The term Big Data appeared in 2008. For the first time it was used by the editor of the journal Nature – Clifford Lynch. He talked about the explosive growth of world information and noted that they should master their new tools and more advanced technologies.
What is Big Data?
To understand big data, you need to define the concept and its function in marketing. These days, they generate data on a regular basis: when they open an application, search on Google, shop online, or just travel with a smartphone in their pocket. The result is huge amounts of valuable information that companies collect, analyze and visualize.
What is big data and why do you need it?
Big Data is translated into Russian as “Big Data”. This term defines bodies of information that cannot be analyzed or analyzed using methods using human labor and desktop computers. The peculiarity of big data analytics solution is that the data array continues to grow exponentially over time; therefore, the processing power of supercomputers is required for the operational analysis of the collected materials.
Consequently, processing big data requires cost-effective, innovative methods of processing information and delivering inferences.
But why put so much effort into organizing and analyzing Big Data? Big data analytics is used to understand the attractiveness of goods and services, predict market demand and reaction to an advertising campaign. Working with Big Data helps firms attract more customers and increase revenues, use resources efficiently and build a competitive business strategy.
This means that analysts who can extract useful information from big data are now snapped up. You can learn this even if you have never worked in IT. For example, GeekBrains’ Big Data Analytics Faculty offers convenient online classes and a dozen portfolio cases. By the way, the first six months of training are free. Those who have successfully completed the course will definitely be employed – this is spelled out in the contract.
What tasks do Big Data technologies solve?
The area of my professional activity is the complex provision of information security of automated systems. Therefore, I will give several examples of solving urgent problems using Big Data technologies in the context of information protection and countering high-tech fraud:
- collection and analysis of information about anomalies in the internal network in near real time, based on the technical data of the equipment of the link and network layer of the OSI model;
- counteracting fraud against holders of plastic bank cards;
- monitoring and evaluating the effectiveness of the information security system using analytical models tested in related organizations;
- categorization of employees in accordance with the internal intruder model and dynamic redistribution based on additional information received;
- information security risk assessment (automatic filling of scorecards according to the methods of auditors or risk managers).

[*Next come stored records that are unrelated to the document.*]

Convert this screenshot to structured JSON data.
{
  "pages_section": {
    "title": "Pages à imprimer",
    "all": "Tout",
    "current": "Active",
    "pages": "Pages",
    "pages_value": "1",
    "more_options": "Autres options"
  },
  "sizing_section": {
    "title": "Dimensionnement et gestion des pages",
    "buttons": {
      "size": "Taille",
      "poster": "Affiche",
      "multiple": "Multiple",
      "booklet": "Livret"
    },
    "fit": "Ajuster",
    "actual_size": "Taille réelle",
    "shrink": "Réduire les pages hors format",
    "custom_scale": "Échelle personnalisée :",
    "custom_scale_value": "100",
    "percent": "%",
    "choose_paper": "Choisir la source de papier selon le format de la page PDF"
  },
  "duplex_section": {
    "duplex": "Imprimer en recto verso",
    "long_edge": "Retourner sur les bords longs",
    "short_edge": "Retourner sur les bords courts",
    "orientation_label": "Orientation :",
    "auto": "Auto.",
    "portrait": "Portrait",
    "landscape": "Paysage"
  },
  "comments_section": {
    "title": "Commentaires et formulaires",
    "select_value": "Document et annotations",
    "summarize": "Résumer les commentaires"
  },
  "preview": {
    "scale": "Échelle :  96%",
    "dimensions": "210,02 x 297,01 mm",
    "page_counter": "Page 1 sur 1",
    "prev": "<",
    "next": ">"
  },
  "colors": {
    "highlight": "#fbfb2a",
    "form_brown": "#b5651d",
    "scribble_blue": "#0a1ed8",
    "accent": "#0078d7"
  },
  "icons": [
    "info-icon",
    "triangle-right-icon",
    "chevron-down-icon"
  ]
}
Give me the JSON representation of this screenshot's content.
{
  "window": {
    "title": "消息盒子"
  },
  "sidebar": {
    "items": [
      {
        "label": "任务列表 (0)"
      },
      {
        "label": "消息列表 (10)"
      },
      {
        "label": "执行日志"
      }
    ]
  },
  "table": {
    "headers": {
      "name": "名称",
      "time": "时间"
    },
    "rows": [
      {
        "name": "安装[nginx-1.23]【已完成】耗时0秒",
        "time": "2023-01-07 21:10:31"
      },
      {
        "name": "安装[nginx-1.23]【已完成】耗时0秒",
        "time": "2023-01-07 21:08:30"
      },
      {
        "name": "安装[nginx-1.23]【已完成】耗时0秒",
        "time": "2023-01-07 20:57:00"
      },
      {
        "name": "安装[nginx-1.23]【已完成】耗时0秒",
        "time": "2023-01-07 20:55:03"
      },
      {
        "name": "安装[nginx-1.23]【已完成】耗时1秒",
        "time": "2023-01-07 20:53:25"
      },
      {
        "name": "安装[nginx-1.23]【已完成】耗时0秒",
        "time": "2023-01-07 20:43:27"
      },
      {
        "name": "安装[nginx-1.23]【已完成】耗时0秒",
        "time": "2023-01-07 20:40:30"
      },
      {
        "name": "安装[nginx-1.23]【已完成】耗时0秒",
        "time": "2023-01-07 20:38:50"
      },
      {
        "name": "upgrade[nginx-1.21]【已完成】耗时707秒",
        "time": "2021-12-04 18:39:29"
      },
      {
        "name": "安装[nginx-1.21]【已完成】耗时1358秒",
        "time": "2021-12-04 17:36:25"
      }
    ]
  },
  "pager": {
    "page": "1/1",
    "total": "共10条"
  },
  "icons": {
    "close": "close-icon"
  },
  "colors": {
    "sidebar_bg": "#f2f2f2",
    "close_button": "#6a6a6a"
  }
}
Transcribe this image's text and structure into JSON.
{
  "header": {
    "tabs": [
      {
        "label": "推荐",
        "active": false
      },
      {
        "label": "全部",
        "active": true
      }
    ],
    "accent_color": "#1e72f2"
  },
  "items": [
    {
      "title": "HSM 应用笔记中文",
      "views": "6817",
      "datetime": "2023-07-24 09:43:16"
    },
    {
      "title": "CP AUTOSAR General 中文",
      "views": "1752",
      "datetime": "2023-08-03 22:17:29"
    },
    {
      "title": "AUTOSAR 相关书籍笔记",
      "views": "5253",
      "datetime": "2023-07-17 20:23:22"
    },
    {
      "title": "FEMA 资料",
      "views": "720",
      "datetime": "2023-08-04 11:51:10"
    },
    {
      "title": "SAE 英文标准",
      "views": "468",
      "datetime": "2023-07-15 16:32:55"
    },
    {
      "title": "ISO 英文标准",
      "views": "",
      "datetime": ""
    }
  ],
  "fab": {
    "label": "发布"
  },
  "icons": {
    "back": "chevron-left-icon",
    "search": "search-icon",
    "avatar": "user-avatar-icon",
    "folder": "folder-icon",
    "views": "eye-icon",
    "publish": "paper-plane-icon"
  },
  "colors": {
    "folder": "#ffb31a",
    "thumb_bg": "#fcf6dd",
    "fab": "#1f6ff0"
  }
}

Analyzing and responding to customer reviews
A customer can leave feedback after contacting the customer support center or through a feedback form, but they are much more likely to share their opinion through social media. Big data tools can analyze this public information and collect all references to the bank’s brand in order to be able to quickly and adequately respond to it and get more info. When customers see that the bank hears and appreciates their opinion and makes those improvements that are required, their loyalty increases significantly.